To act fairly when dismissing employees, it is vital that the focus remains on the treatment of the specific allegations that are being pursued. If these key allegations are handled carefully, then surrounding circumstances or incidental problems will not necessarily render the dismissal unfair.
In Alom v Financial Conduct Authority [2025] the claimant faced numerous allegations; however, the only two allegations pursued regarded two emails that the claimant had sent.
The claimant was dismissed for misconduct after being found to be the author of an anonymous, inappropriate email sent to a female colleague, which amounted to an act of harassment. In addition, the claimant was also found to have sent a second email to his colleague’s manager, which referenced findings from a separate investigation and amounted to a breach of confidence.
Whilst it was these two incidents that were the pursued by the employer and were ultimately the reason for the claimant’s dismissal, the investigation which preceded the disciplinary hearing considered other allegations relating to the harassment of his colleague.
The claimant was dismissed by the FCA for gross misconduct and brought claims of unfair dismissal, direct discrimination and harassment related to race, and victimisation against his employer to the employment tribunal (ET).

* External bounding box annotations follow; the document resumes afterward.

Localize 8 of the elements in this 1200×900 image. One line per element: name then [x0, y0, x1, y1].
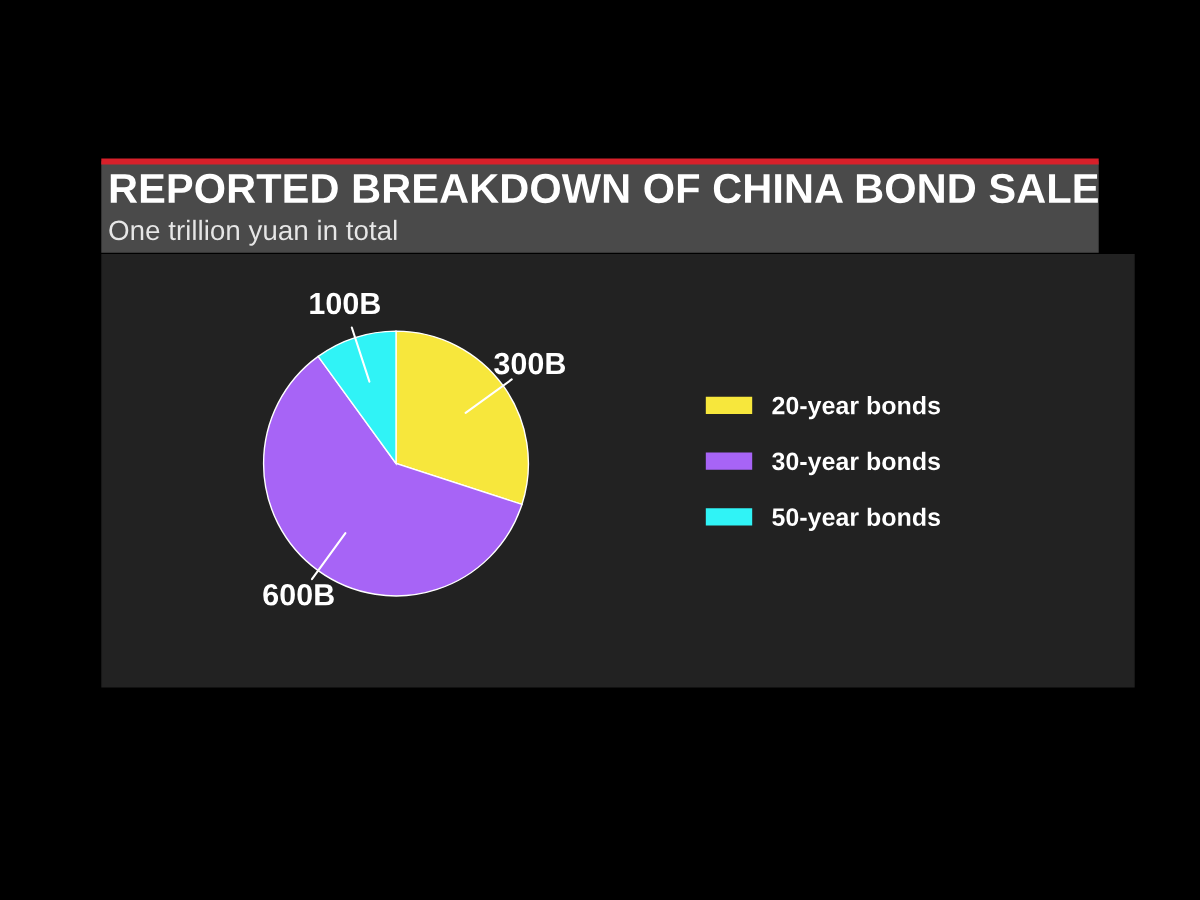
chart-subtitle: One trillion yuan in total	[109, 219, 397, 246]
legend-label: 30-year bonds	[772, 451, 940, 476]
legend-label: 50-year bonds	[772, 507, 940, 531]
legend-label: 20-year bonds	[772, 396, 940, 420]
data-label: 100B	[310, 292, 380, 315]
data-label: 300B	[494, 352, 566, 375]
chart-title: REPORTED BREAKDOWN OF CHINA BOND SALE	[110, 173, 1098, 204]
data-label: 600B	[263, 583, 334, 606]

The claimant’s complaints were all dismissed by the ET, which found that the ultimate reason for his dismissal was his conduct. This led to the claimant appealing to the Employment Appeal Tribunal (EAT) on the basis that his dismissal should have been found to be procedurally unfair. These complaints of procedural unfairness related not only to the e-mails at the heart of the disciplinary case, but also to wider aspects of the initial investigation. He also argued that the employment tribunal’s nine-month delay in sending out the judgement was excessive.
The claimant’s appeal was dismissed by the EAT which found that his dismissal was not procedurally unfair. The EAT highlighted the following points:
- The claimant was not provided with the complainant’s investigation interview transcripts, which the claimant argued meant the dismissal was unfair. The EAT dismissed this point as the disciplinary charges only related to the two emails the claimant sent, both of which he had seen. He understood the case against him and had received a copy of the final investigation report, which explained why he was believed to have sent the offending e-mails.

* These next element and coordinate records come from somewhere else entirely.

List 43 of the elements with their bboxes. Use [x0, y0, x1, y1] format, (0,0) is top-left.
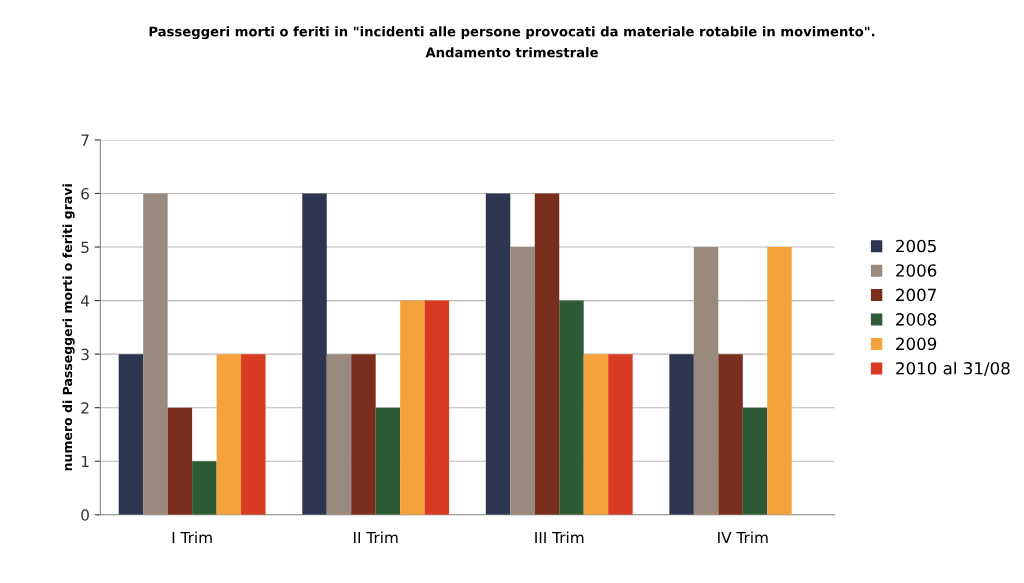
bar: [326, 354, 352, 515]
y-tick-label: 5: [81, 241, 89, 254]
bar: [192, 461, 217, 515]
y-axis-title: numero di Passeggeri morti o feriti gravi: [62, 184, 75, 471]
bar: [510, 247, 535, 515]
bar: [167, 407, 193, 515]
legend-label: 2007: [896, 288, 936, 302]
bar: [302, 193, 327, 515]
y-tick-label: 3: [81, 348, 89, 361]
y-tick-label: 0: [81, 509, 89, 521]
x-tick-label: II Trim: [354, 531, 398, 544]
bar: [583, 354, 609, 515]
legend-label: 2008: [896, 313, 937, 326]
bar: [143, 193, 168, 515]
bar: [400, 300, 425, 515]
x-tick-label: III Trim: [535, 531, 584, 544]
bar: [375, 407, 401, 515]
bar: [718, 354, 743, 515]
bar: [693, 247, 719, 515]
x-tick-label: I Trim: [172, 531, 212, 544]
y-tick-label: 7: [81, 134, 89, 146]
bar: [767, 247, 792, 515]
bar: [669, 354, 694, 515]
y-tick-label: 4: [80, 295, 90, 307]
bar: [608, 354, 633, 515]
legend-label: 2005: [896, 239, 936, 253]
y-tick-label: 6: [81, 187, 89, 200]
bar: [241, 354, 266, 515]
bar: [351, 354, 376, 515]
x-tick-label: IV Trim: [718, 531, 768, 544]
bar: [742, 407, 768, 515]
bar: [424, 300, 450, 515]
bar: [118, 354, 144, 515]
bar: [485, 193, 511, 515]
bar: [216, 354, 242, 515]
bar: [534, 193, 560, 515]
legend-label: 2006: [896, 264, 937, 277]
chart-title: Passeggeri morti o feriti in "incidenti alle persone provocati da materiale rotabile in movimento". Andamento trimestrale: [149, 26, 875, 58]
legend-label: 2010 al 31/08: [896, 361, 1010, 376]
y-tick-label: 1: [81, 455, 89, 468]
y-tick-label: 2: [81, 402, 89, 414]
bar: [559, 300, 584, 515]
legend-label: 2009: [896, 337, 937, 351]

- The claimant also argued that the script used for the disciplinary hearing was prejudged. The EAT found that the script prepared by HR for the disciplinary hearing did not mean that the decision was pre-judged because no specific outcome was hypothesized and the manager that conducted the hearing reached his own conclusion. The script set out an agenda, running order and a list of points to be discussed, but did not steer the manager hearing the disciplinary case to any particular decision.
- Whilst a search of the claimant’s work computer, in the initial investigation, may potentially have breached his Article 8 right to privacy under the ECHR, the employer did not use the findings from that search to help support the reason to dismiss the claimant. This meant that the search was therefore not relevant to the fairness of the dismissal.

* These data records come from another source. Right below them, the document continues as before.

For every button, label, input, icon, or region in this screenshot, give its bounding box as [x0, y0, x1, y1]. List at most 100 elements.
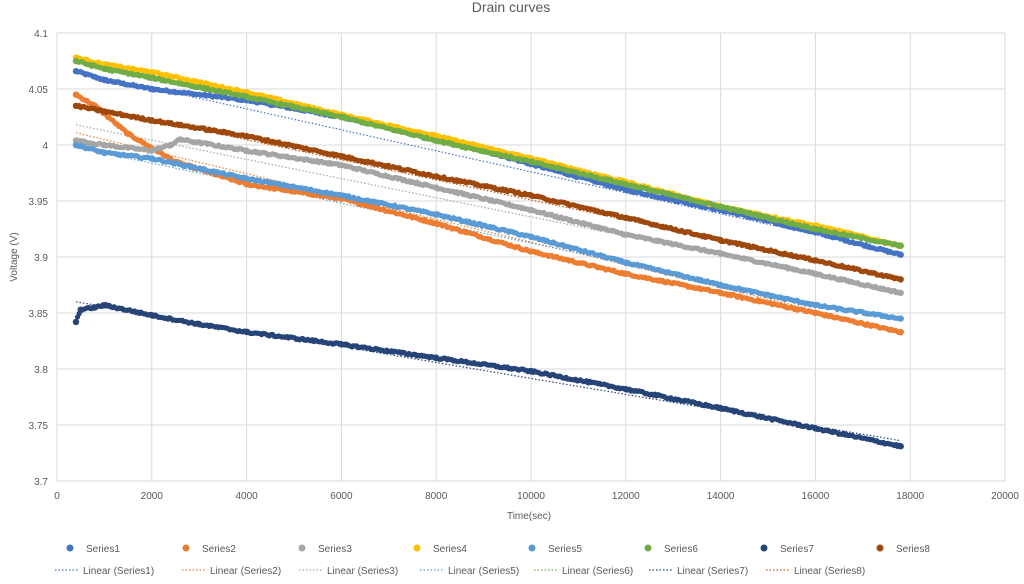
legend-item-series6: Series6	[644, 544, 698, 555]
data-point	[717, 289, 724, 297]
data-point	[338, 192, 345, 199]
legend-item-trendline: Linear (Series7)	[649, 566, 748, 577]
legend-marker	[528, 544, 536, 552]
data-point	[433, 184, 440, 191]
data-point	[72, 318, 80, 326]
legend-label: Series5	[548, 544, 582, 555]
data-point	[167, 141, 174, 149]
data-point	[101, 76, 108, 84]
data-point	[101, 108, 108, 115]
data-point	[243, 147, 250, 154]
data-point	[717, 405, 724, 412]
data-point	[897, 328, 904, 336]
data-point	[717, 281, 724, 289]
data-point	[622, 186, 629, 193]
trendline	[75, 132, 901, 332]
data-point	[897, 276, 904, 283]
legend-label: Linear (Series2)	[210, 566, 281, 577]
legend-item-series7: Series7	[760, 544, 814, 555]
data-point	[897, 443, 904, 450]
data-point	[433, 211, 440, 218]
data-point	[338, 341, 345, 348]
data-point	[124, 130, 132, 137]
x-tick-label: 18000	[896, 491, 924, 502]
data-point	[72, 57, 80, 65]
data-point	[72, 91, 80, 98]
legend-label: Series4	[433, 544, 467, 555]
legend-item-trendline: Linear (Series3)	[299, 566, 398, 577]
legend-item-trendline: Linear (Series5)	[420, 566, 519, 577]
y-tick-label: 4.1	[34, 29, 48, 40]
data-point	[72, 102, 80, 110]
y-tick-label: 3.95	[29, 197, 49, 208]
data-point	[812, 270, 819, 277]
x-tick-label: 14000	[707, 491, 735, 502]
y-tick-label: 3.85	[29, 309, 49, 320]
data-point	[148, 147, 155, 154]
data-point	[196, 321, 203, 328]
y-tick-label: 4.05	[29, 85, 49, 96]
x-tick-labels: 0 2000 4000 6000 8000 10000 12000 14000 16000 180…	[54, 491, 1019, 502]
legend-label: Series7	[780, 544, 814, 555]
data-point	[77, 306, 84, 313]
data-point	[101, 141, 108, 149]
legend-marker	[760, 544, 768, 552]
data-point	[243, 175, 250, 182]
data-point	[433, 137, 440, 144]
series-6	[72, 57, 904, 249]
legend-marker	[182, 544, 190, 552]
legend-label: Series1	[86, 544, 120, 555]
data-point	[897, 315, 904, 322]
data-point	[101, 149, 108, 157]
data-point	[243, 328, 250, 336]
data-point	[433, 354, 440, 361]
data-point	[243, 132, 250, 140]
series-3	[72, 136, 904, 297]
series-7	[72, 301, 904, 450]
data-point	[812, 301, 819, 309]
data-point	[717, 250, 724, 257]
data-point	[148, 74, 155, 82]
y-tick-label: 4	[42, 141, 48, 152]
data-point	[622, 231, 629, 238]
legend-item-series5: Series5	[528, 544, 582, 555]
data-point	[338, 113, 345, 121]
data-point	[622, 270, 629, 277]
data-point	[101, 301, 108, 309]
data-point	[622, 181, 629, 188]
y-tick-label: 3.9	[34, 253, 48, 264]
x-tick-label: 12000	[612, 491, 640, 502]
legend-item-series8: Series8	[876, 544, 930, 555]
series-8	[72, 102, 904, 283]
legend-marker	[413, 544, 421, 552]
legend-label: Linear (Series8)	[794, 566, 865, 577]
legend-item-trendline: Linear (Series6)	[534, 566, 633, 577]
legend-label: Series2	[202, 544, 236, 555]
data-point	[72, 137, 80, 144]
data-point	[897, 242, 904, 249]
x-tick-label: 10000	[517, 491, 545, 502]
legend-label: Series3	[318, 544, 352, 555]
legend-item-series3: Series3	[298, 544, 352, 555]
x-axis-label: Time(sec)	[507, 511, 551, 522]
x-tick-label: 16000	[801, 491, 829, 502]
y-tick-label: 3.75	[29, 421, 49, 432]
data-point	[148, 117, 155, 124]
data-point	[101, 65, 108, 73]
legend-marker	[876, 544, 884, 552]
data-point	[527, 233, 535, 241]
data-point	[527, 368, 535, 375]
data-point	[148, 85, 155, 93]
data-point	[812, 309, 819, 317]
legend-marker	[644, 544, 652, 552]
data-point	[897, 251, 904, 258]
series-5	[72, 141, 904, 322]
data-series	[72, 54, 904, 450]
legend-item-trendline: Linear (Series2)	[182, 566, 281, 577]
legend-label: Linear (Series6)	[562, 566, 633, 577]
data-point	[72, 67, 80, 75]
legend-item-trendline: Linear (Series1)	[55, 566, 154, 577]
data-point	[717, 203, 724, 210]
legend: Series1 Series2 Series3 Series4 Series5 Serie…	[55, 544, 930, 577]
legend-label: Linear (Series1)	[83, 566, 154, 577]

- Finally, while the EAT agreed that the ET’s nine-month delay in sending out the judgement was excessive, there was no suggestion that the Claimant had not received a fair outcome or fair consideration of his complaints. This is always a highly fact-specific assessment, taking into account the overall content and context of the decision. In this case, while the ET’s decision was delayed, it was thorough and well-reasoned, and the claimant’s complaint had been fully considered.
Comment
When looking to dismiss employees, this case is a reminder that whilst an employee may have numerous allegations against them, only those which are relied upon as a reason for dismissal will be relevant when a tribunal is deciding whether an employee’s dismissal is unfair. Whilst following a fair procedure is still a very important requirement, ‘satellite’ errors and problems which do not relate to allegations specifically pursued should not be relevant to the tribunal’s decision on fairness.
Also, When HR advisers are supporting and advising managers conducting disciplinary processes, both at an investigation stage and / or at a hearing, it is important that they do not overreach their support role and influence those responsible for the investigation and decision-making.
Where a script is provided by HR to provide structure and focus in a disciplinary hearing, it is important that managers feel empowered to go ‘off script’ if they need to and are able to confidently explain to an employment tribunal how and why they reached a particular decision. Any suggestion that the disciplinary manager has decided to dismiss under pressure or direction from HR, or has followed a script very narrowly without fully understanding the issues, is likely to result in a finding of unfairness.